Outliers in the dataset confirm that better execution could have been established with huge cost cutting results.
Fixed income pre-trade
An adaptive model for prediction
Changing market characteristics and drivers warrant adaption as essential in any predictive model, whether estimation is required from a relative or independent perspective.
Removing constraints and supervision unleashing the full capabilities of AI to self-calibrate without the need for endless parameter optimisation and targeting.
S&P Global Market Intelligence Fixed Income Pre-trade has a single goal throughout its selection process, to achieve a model that minimises predictive error in real-time.
Any number of inputs (independent variables) can be used in the calculation process, the significance determined internally, and the optimal predictor achieved.
Exploring the percentage of variance explained
By transforming available market data into a standardised space, eliminating any scale bias we can determine the significance of inputs and their contribution to defining regimes, thus removing any issues of multi-collinearity along with isolating market real-time drivers.
The transformed coordinates not only resonate in components with consistently similar characteristics per rating tier but also highlight trending drivers within maturities.
Maximising percentage of variance explained at the same time as minimising prediction error is the goal of achieving the best estimator.
Mean-squared error and r-squared: the quality controllers
To value the improvement in prediction by using an adaptive learning model, we can consider the modelling accuracy by means of the normalised by variance statistic, R-Squared.
Below shows the relevant R-Squared values between variable dimensions and that of a selective mean- squared error minimising model (labelled as ‘R-Squared_Mininised’) within our machine learning process:
The benefit of an adaptive error-minimising model versus a predefined linear input model is clear: the result being the adaptive model efficiently valuing predictions for execution price and therefore slippage costs in real time.
Estimating size impact of execution
Using beta coefficients for a single ISIN, calculating the buy and sell aggressor estimations for an A- rated, high grade corporate bond, we can see the changing impact on the execution price and the cost estimation due to changes in execution quantity alone, by using static input values for all coefficients except the execution quantity.
For this bond, the relationship within the dataset produces a near linear relationship between quantity traded and execution price, when all other input variables are held the same.
For the smaller end of the quantity scale, it indicates there is a possibility of small gain in buy execution versus mid, ie. execution closer to bid-price, which would be regarded as executing at mid-price from a risk averse aspect, but slippage increases at a gradient as buy quantity increases.
In terms of sell execution, the situation is quite contrary, the impact of traded quantity being absorbed, with negligible impact to execution price as quantity increases.
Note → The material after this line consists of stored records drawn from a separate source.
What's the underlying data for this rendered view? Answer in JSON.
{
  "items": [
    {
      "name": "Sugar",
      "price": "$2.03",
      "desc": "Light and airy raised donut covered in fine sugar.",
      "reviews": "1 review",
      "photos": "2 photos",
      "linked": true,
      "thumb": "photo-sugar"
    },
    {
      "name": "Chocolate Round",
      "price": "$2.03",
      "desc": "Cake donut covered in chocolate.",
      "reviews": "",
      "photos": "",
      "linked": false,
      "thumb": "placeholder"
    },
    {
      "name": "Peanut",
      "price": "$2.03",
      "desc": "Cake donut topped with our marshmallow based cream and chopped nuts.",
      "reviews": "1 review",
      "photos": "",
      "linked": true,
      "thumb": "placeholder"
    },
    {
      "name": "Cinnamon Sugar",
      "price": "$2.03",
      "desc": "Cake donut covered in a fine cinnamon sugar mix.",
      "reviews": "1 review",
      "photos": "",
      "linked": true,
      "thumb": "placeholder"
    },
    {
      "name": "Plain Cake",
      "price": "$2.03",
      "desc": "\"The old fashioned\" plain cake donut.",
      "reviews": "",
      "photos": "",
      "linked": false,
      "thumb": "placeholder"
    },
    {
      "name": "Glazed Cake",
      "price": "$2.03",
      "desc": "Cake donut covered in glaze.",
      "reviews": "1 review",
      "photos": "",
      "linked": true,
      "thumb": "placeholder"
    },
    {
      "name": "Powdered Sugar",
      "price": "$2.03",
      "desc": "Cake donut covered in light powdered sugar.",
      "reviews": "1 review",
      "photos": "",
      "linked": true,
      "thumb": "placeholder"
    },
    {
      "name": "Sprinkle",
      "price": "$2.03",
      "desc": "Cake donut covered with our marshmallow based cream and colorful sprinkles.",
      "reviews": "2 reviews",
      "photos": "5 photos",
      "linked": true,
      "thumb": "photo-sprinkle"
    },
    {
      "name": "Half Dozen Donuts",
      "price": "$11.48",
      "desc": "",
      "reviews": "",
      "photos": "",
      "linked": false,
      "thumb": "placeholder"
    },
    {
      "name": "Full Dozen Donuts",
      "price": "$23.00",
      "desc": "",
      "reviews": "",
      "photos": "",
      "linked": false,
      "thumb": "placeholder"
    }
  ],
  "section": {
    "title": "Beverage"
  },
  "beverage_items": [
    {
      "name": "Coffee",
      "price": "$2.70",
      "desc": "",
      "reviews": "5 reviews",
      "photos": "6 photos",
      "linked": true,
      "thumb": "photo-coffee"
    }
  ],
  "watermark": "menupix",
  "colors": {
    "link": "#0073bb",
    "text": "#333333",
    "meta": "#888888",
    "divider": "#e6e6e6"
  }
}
This market could be described as well- bid.
The benefits of an adaptive learning model not only end at TCA prediction, but the generic build of the model enables the end-user to select inputs and outputs for any complex baskets to achieve a variety of essential pre-trade analysis, including a representation of current market state.
Identifying inherent dimensionality characteristics will undoubtedly improve returns and provide insight in changing market dynamics ahead of the curve.